CUDA v4.1 substantially slower than v4.0

Tried different cards and configurations (Quadro 2000, GTX 580, GTX 580x2, GTX 580x4, GTX 480x4).
Driver 286.16

Same project, source code didn’t change, preferences didn’t change.

The one, i’ve builded with v4.0 toolkit (April 2011) works more then 2.5 faster compare to project builded with the latest v4.1 toolkit.

Any reasonable explanation for this ? What do i miss ? Some new compiler switch or something like that maybe…

Yes. nvcc uses llvm for fermi+ cards for cuda 4.0

I knew it. But nvidia promised 10% faster code, not twice slower.

What can I do about it, besides using an old toolkit ?

If you are using “volatile”, remove them.

File a bug with a small repro so the compiler team can understand the cause of the regression.

Is it possible that we get a choice which compiler to use?

I have the same problem. Speed with Runtime 4.1 is 3x slower then in last version of Runtime. GPU M540, driver 286.16. What can I do about it, besides using an old toolkit ?
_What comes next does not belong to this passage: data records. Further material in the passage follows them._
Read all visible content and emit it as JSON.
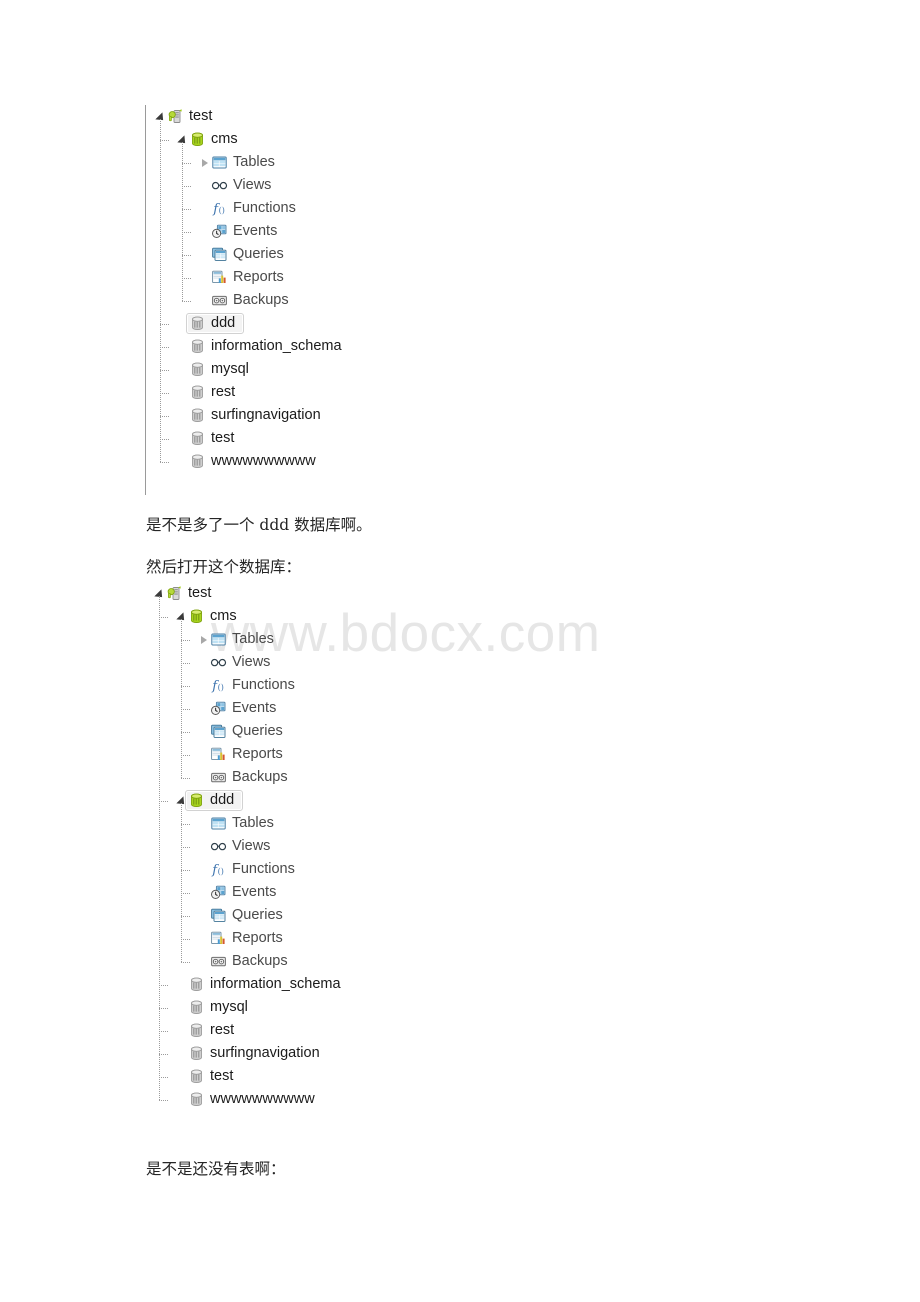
{
  "watermark": {
    "text": "www.bdocx.com",
    "color": "#e6e6e6"
  },
  "paragraphs": [
    {
      "id": "p1",
      "text": "是不是多了一个 ddd 数据库啊。"
    },
    {
      "id": "p2",
      "text": "然后打开这个数据库："
    },
    {
      "id": "p3",
      "text": "是不是还没有表啊："
    }
  ],
  "tree_one": {
    "name": "navicat-connection-tree-collapsed",
    "nodes": [
      {
        "label": "test",
        "icon": "connection-icon",
        "depth": 0,
        "expander": "open",
        "selected": false
      },
      {
        "label": "cms",
        "icon": "database-active-icon",
        "depth": 1,
        "expander": "open",
        "selected": false
      },
      {
        "label": "Tables",
        "icon": "tables-icon",
        "depth": 2,
        "expander": "closed",
        "selected": false
      },
      {
        "label": "Views",
        "icon": "views-icon",
        "depth": 2,
        "expander": "none",
        "selected": false
      },
      {
        "label": "Functions",
        "icon": "functions-icon",
        "depth": 2,
        "expander": "none",
        "selected": false
      },
      {
        "label": "Events",
        "icon": "events-icon",
        "depth": 2,
        "expander": "none",
        "selected": false
      },
      {
        "label": "Queries",
        "icon": "queries-icon",
        "depth": 2,
        "expander": "none",
        "selected": false
      },
      {
        "label": "Reports",
        "icon": "reports-icon",
        "depth": 2,
        "expander": "none",
        "selected": false
      },
      {
        "label": "Backups",
        "icon": "backups-icon",
        "depth": 2,
        "expander": "none",
        "selected": false
      },
      {
        "label": "ddd",
        "icon": "database-idle-icon",
        "depth": 1,
        "expander": "none",
        "selected": true
      },
      {
        "label": "information_schema",
        "icon": "database-idle-icon",
        "depth": 1,
        "expander": "none",
        "selected": false
      },
      {
        "label": "mysql",
        "icon": "database-idle-icon",
        "depth": 1,
        "expander": "none",
        "selected": false
      },
      {
        "label": "rest",
        "icon": "database-idle-icon",
        "depth": 1,
        "expander": "none",
        "selected": false
      },
      {
        "label": "surfingnavigation",
        "icon": "database-idle-icon",
        "depth": 1,
        "expander": "none",
        "selected": false
      },
      {
        "label": "test",
        "icon": "database-idle-icon",
        "depth": 1,
        "expander": "none",
        "selected": false
      },
      {
        "label": "wwwwwwwwww",
        "icon": "database-idle-icon",
        "depth": 1,
        "expander": "none",
        "selected": false
      }
    ]
  },
  "tree_two": {
    "name": "navicat-connection-tree-expanded",
    "nodes": [
      {
        "label": "test",
        "icon": "connection-icon",
        "depth": 0,
        "expander": "open",
        "selected": false
      },
      {
        "label": "cms",
        "icon": "database-active-icon",
        "depth": 1,
        "expander": "open",
        "selected": false
      },
      {
        "label": "Tables",
        "icon": "tables-icon",
        "depth": 2,
        "expander": "closed",
        "selected": false
      },
      {
        "label": "Views",
        "icon": "views-icon",
        "depth": 2,
        "expander": "none",
        "selected": false
      },
      {
        "label": "Functions",
        "icon": "functions-icon",
        "depth": 2,
        "expander": "none",
        "selected": false
      },
      {
        "label": "Events",
        "icon": "events-icon",
        "depth": 2,
        "expander": "none",
        "selected": false
      },
      {
        "label": "Queries",
        "icon": "queries-icon",
        "depth": 2,
        "expander": "none",
        "selected": false
      },
      {
        "label": "Reports",
        "icon": "reports-icon",
        "depth": 2,
        "expander": "none",
        "selected": false
      },
      {
        "label": "Backups",
        "icon": "backups-icon",
        "depth": 2,
        "expander": "none",
        "selected": false
      },
      {
        "label": "ddd",
        "icon": "database-active-icon",
        "depth": 1,
        "expander": "open",
        "selected": true
      },
      {
        "label": "Tables",
        "icon": "tables-icon",
        "depth": 2,
        "expander": "none",
        "selected": false
      },
      {
        "label": "Views",
        "icon": "views-icon",
        "depth": 2,
        "expander": "none",
        "selected": false
      },
      {
        "label": "Functions",
        "icon": "functions-icon",
        "depth": 2,
        "expander": "none",
        "selected": false
      },
      {
        "label": "Events",
        "icon": "events-icon",
        "depth": 2,
        "expander": "none",
        "selected": false
      },
      {
        "label": "Queries",
        "icon": "queries-icon",
        "depth": 2,
        "expander": "none",
        "selected": false
      },
      {
        "label": "Reports",
        "icon": "reports-icon",
        "depth": 2,
        "expander": "none",
        "selected": false
      },
      {
        "label": "Backups",
        "icon": "backups-icon",
        "depth": 2,
        "expander": "none",
        "selected": false
      },
      {
        "label": "information_schema",
        "icon": "database-idle-icon",
        "depth": 1,
        "expander": "none",
        "selected": false
      },
      {
        "label": "mysql",
        "icon": "database-idle-icon",
        "depth": 1,
        "expander": "none",
        "selected": false
      },
      {
        "label": "rest",
        "icon": "database-idle-icon",
        "depth": 1,
        "expander": "none",
        "selected": false
      },
      {
        "label": "surfingnavigation",
        "icon": "database-idle-icon",
        "depth": 1,
        "expander": "none",
        "selected": false
      },
      {
        "label": "test",
        "icon": "database-idle-icon",
        "depth": 1,
        "expander": "none",
        "selected": false
      },
      {
        "label": "wwwwwwwwww",
        "icon": "database-idle-icon",
        "depth": 1,
        "expander": "none",
        "selected": false
      }
    ]
  }
}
Have you checked the 4.1 kernel reaches the same occupancy? Chances are 4.1 uses more registers per kernel. A [font=“Courier New”]launch_bounds[/font] directive to tell the compiler about the intended execution configuration would fix this. Check appendix B.18 of the Programming Guide.

Yes, i`ve tried different combinations of launch_bounds. No effect

As mfatica mentioned, please remove any and all uses of volatile that are not strictly needed for correctness (in particular any uses of volatile intended to manipulate register pressure with older versions of CUDA).
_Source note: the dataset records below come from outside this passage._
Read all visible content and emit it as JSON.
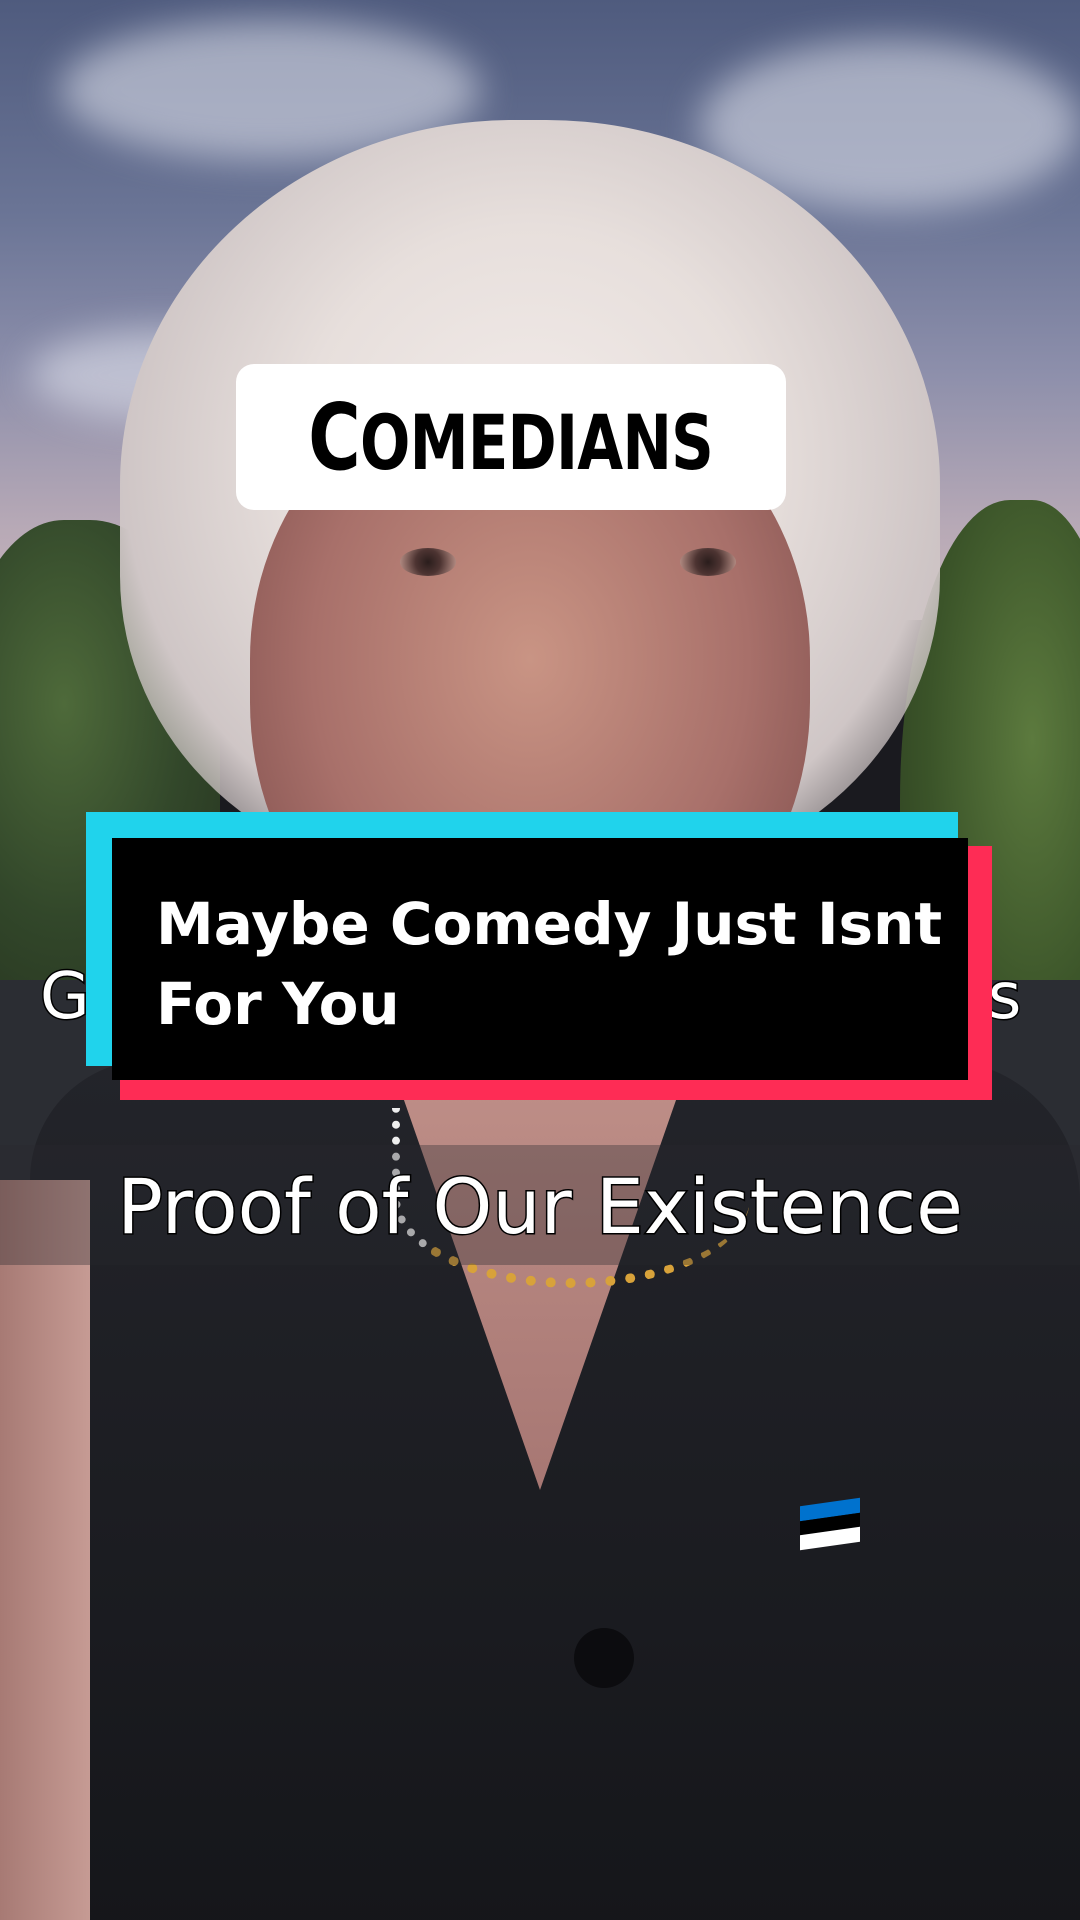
{
  "overlay": {
    "title": "Comedians",
    "caption_card": {
      "line1": "Maybe Comedy Just Isnt",
      "line2": "For You"
    }
  },
  "background_captions": {
    "upper_left_fragment": "G",
    "upper_right_fragment": "s",
    "lower": "Proof of Our Existence"
  },
  "colors": {
    "title_background": "#ffffff",
    "card_background": "#000000",
    "card_accent_cyan": "#20d3ec",
    "card_accent_red": "#fe2c55",
    "flag_blue": "#0072ce",
    "flag_black": "#000000",
    "flag_white": "#ffffff"
  }
}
Are you able to narrow down why the app is running more slowly? In particular it would be useful to determine whether it is a code generation issue (e.g. much increased register pressure causing spilling) or a driver-related issue. Does the app behave functionally correct? I assume you have verified that the installation of CUDA 4.1 and the matching driver was successful?

If everything points to CUDA 4.1 as the cause for the app’s slowdown, I would suggest filing a bug (there is a link on the registered developer website for that). Please attach a self-contained repro case that demonstrates the problem. Thanks.
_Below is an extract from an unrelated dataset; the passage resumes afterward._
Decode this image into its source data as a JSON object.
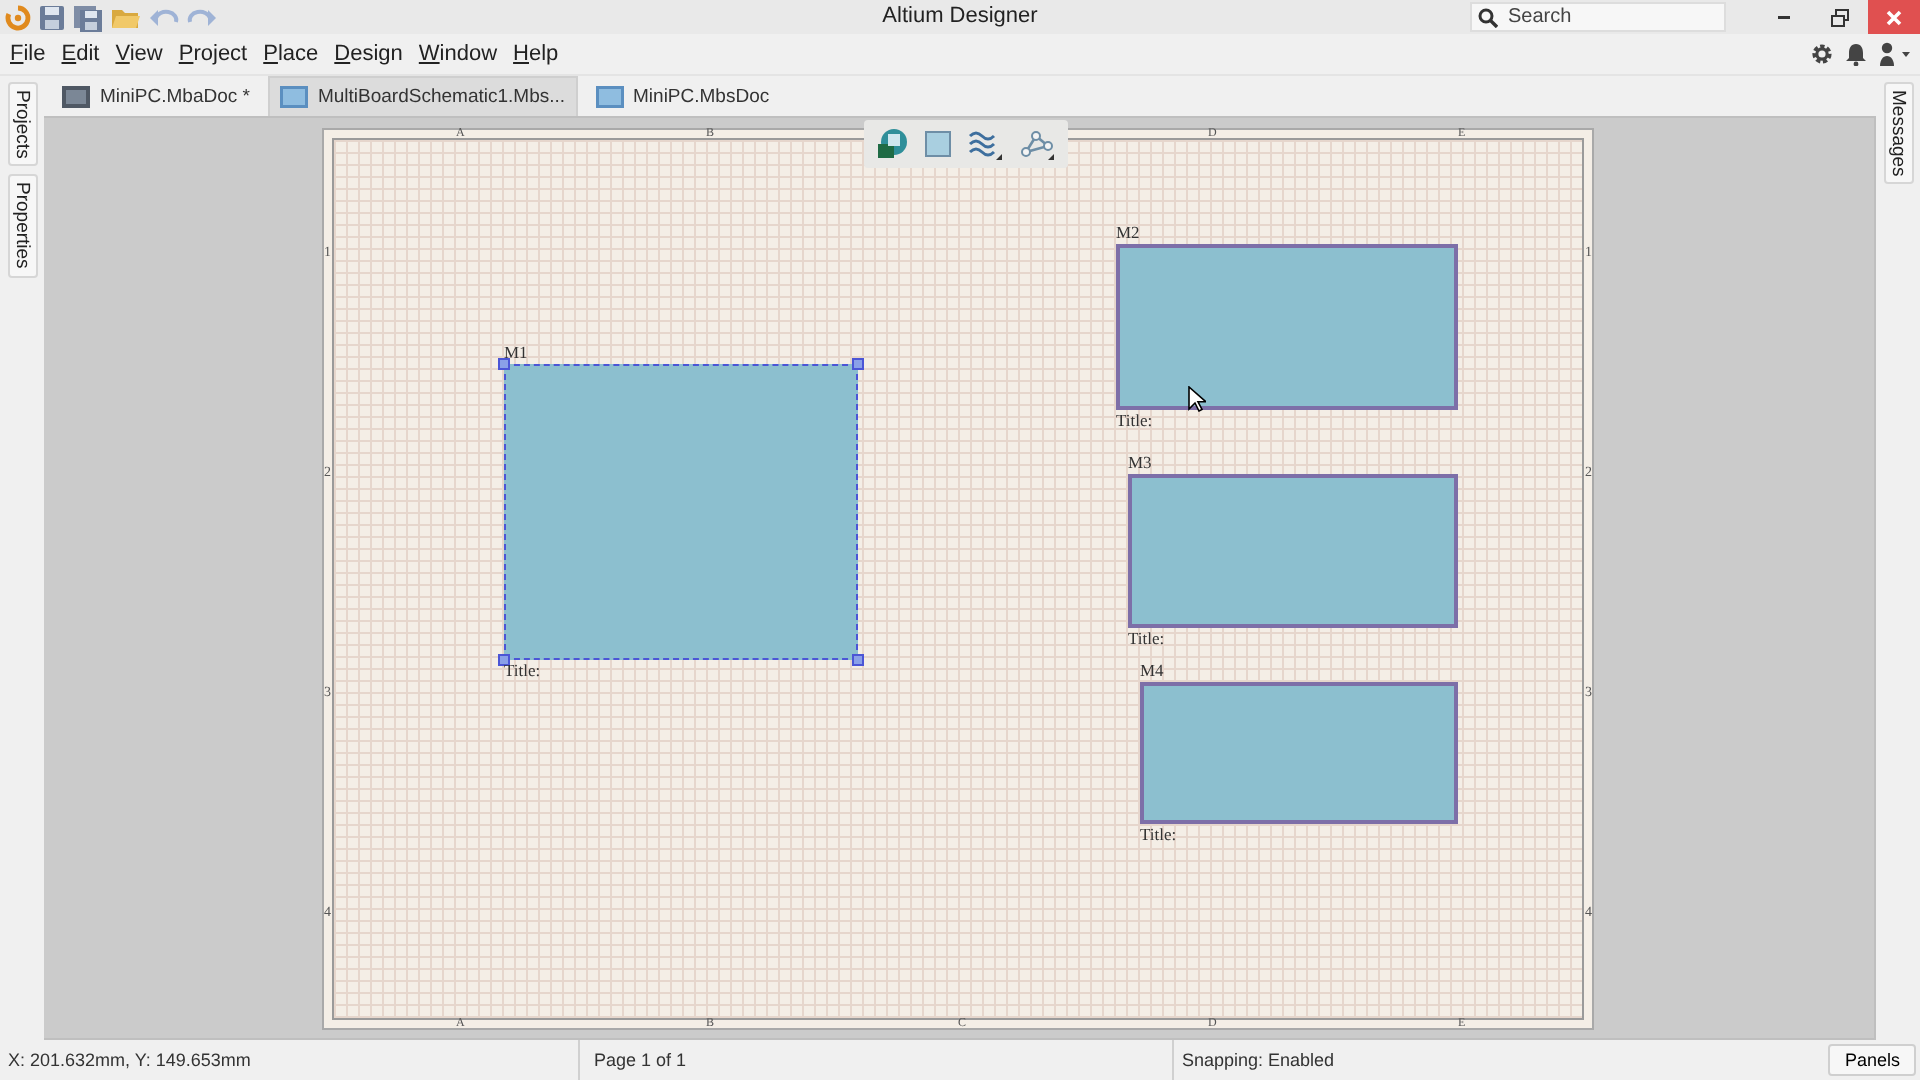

We run into similar problem in our QCD codes. The ispection of assembler output shows that CUDA 4.0 produces LD.E.128 instructions for loading the double precision complex number while cuda 4.1 produces twice as many LD.E.64 instructions. Similar behaviour and a workaround was posted in some recent thread.

There have been reports of vectorization issues (i.e. the lack of vectorization) with CUDA 4.1. To ensure that all instances of regression can be looked into by the compiler team, I would encourage you to file a bug, attaching self-contained repro code.

There are indications that vectorization sometimes does not occur because the compiler diagnoses possible aliasing. Based on that, adding the restrict qualifier to all pointer arguments in a function may improve the situation. This requires that all objects pointed to are indeed not aliased, in particular not identical or overlapping. Please refer to section B.2.4 of the CUDA C Programming Guide.